Nations and governments have a choice – they can either support these incredible benefits of the family to the lives of children, adults and societies throughout the world, or they can neglect, challenge or suppress them. It is in the global community’s best interest to advocate for stronger family support and strengthening.

In seeking to call attention to the remarkable value of the family, the United Nations’ Universal Declaration of Human Rights is exemplary. This 1948 document reflects an exalted view of the family and obligates governments to respect, protect, and defend the family, with particular attention to honoring childhood and protecting parenthood.
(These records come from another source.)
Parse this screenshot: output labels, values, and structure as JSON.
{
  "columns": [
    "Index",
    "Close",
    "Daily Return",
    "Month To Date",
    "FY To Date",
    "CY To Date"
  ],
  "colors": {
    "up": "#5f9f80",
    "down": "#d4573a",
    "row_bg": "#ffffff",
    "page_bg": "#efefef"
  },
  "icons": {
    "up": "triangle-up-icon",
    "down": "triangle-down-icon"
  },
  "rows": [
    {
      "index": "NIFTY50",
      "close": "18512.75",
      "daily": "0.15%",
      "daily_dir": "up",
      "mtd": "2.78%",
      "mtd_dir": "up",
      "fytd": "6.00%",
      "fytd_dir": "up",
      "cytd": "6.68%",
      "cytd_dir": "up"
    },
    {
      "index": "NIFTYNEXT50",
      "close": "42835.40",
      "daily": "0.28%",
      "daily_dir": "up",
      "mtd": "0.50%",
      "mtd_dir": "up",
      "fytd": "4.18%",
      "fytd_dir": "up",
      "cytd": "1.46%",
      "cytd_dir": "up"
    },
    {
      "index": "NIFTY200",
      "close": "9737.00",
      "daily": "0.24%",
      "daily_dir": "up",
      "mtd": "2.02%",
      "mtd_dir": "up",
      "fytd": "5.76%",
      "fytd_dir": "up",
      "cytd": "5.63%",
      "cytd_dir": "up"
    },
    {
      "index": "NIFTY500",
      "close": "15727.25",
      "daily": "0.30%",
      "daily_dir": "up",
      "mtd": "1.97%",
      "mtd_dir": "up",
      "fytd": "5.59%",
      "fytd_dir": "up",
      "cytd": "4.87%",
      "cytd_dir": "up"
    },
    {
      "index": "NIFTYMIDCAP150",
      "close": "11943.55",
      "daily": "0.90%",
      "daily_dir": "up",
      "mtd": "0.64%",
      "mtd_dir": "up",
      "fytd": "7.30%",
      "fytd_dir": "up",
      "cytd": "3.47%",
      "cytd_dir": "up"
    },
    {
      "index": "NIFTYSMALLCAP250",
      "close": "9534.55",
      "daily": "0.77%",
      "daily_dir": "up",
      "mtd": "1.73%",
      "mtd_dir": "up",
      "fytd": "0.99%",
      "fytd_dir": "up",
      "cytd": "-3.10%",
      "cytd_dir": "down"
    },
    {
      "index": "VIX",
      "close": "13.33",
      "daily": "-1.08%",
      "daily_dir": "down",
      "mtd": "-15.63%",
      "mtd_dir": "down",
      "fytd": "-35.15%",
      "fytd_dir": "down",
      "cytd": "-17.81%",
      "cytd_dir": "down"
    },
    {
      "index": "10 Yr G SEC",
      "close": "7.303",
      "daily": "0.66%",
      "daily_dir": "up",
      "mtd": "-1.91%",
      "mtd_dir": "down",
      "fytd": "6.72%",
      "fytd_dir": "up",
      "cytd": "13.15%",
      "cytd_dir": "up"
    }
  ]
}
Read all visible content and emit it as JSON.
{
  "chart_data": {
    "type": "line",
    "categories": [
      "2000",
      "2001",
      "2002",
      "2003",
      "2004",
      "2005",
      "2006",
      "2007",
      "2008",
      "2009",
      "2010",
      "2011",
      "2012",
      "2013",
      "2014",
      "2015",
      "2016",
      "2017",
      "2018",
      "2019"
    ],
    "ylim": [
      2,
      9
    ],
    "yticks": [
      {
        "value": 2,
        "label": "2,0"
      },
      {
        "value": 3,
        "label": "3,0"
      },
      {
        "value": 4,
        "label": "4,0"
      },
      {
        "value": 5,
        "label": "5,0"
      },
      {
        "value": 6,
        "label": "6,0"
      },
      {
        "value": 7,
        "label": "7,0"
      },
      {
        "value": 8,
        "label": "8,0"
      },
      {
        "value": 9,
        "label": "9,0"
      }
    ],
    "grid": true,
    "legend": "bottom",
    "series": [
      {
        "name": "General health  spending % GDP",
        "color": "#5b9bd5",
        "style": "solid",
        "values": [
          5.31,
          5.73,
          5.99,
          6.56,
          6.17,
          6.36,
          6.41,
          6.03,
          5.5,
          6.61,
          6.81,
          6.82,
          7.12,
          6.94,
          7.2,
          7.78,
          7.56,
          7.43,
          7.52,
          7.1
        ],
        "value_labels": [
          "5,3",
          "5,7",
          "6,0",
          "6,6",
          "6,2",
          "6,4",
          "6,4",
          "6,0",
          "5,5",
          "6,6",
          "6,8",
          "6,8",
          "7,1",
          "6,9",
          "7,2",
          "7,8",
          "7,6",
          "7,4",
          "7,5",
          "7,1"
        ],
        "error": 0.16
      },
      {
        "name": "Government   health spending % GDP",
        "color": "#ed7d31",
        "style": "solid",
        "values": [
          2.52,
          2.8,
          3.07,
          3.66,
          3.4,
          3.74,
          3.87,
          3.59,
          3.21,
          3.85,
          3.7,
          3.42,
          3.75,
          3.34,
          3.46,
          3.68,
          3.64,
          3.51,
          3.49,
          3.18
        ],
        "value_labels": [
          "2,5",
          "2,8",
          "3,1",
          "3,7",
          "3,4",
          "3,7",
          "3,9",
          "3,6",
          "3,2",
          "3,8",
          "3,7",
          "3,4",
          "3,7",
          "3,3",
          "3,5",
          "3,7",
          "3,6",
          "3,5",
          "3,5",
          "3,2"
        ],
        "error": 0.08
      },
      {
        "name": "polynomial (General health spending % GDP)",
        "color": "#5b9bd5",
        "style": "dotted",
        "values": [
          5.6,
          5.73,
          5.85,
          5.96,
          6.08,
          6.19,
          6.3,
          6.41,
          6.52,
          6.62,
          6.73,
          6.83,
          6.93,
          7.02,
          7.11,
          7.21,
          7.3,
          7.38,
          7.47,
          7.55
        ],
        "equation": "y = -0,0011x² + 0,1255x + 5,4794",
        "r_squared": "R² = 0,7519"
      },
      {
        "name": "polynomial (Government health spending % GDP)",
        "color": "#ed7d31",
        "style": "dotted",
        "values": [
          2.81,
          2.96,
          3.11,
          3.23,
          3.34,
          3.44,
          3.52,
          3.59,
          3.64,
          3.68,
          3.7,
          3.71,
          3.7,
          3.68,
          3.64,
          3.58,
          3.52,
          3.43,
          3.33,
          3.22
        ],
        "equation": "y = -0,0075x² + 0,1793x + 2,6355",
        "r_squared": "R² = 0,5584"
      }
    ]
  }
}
The United States commits itself, and encourages all countries to do more to affirm and promote the institution of the family. The United States calls for the strengthening of family bonds around the world by encouraging governments and other public and private stakeholders to promote strong and healthy marriages and increased connection and communication between parents and children. Such measures should also foster greater involvement of both fathers and mothers in rearing children in healthy and positive environments, and teaching children values and morals essential to personal achievement and the common good.

Government is one actor among many whose decisions impact the health and well-being of families. Government policy is therefore limited in what it can do to strengthen families. But what it can do, it ought to do -- to place the family as a critical component of the public policy dialogue so as to enable future generations to gain promise and hope and the best possible opportunities.
U.S. Department of Health and Human Services. A Celebration of the Family – Observance of the Tenth Anniversary of the International Year of the Family. Excerpts from a report developed by the Administration for Children and Families. October 2004.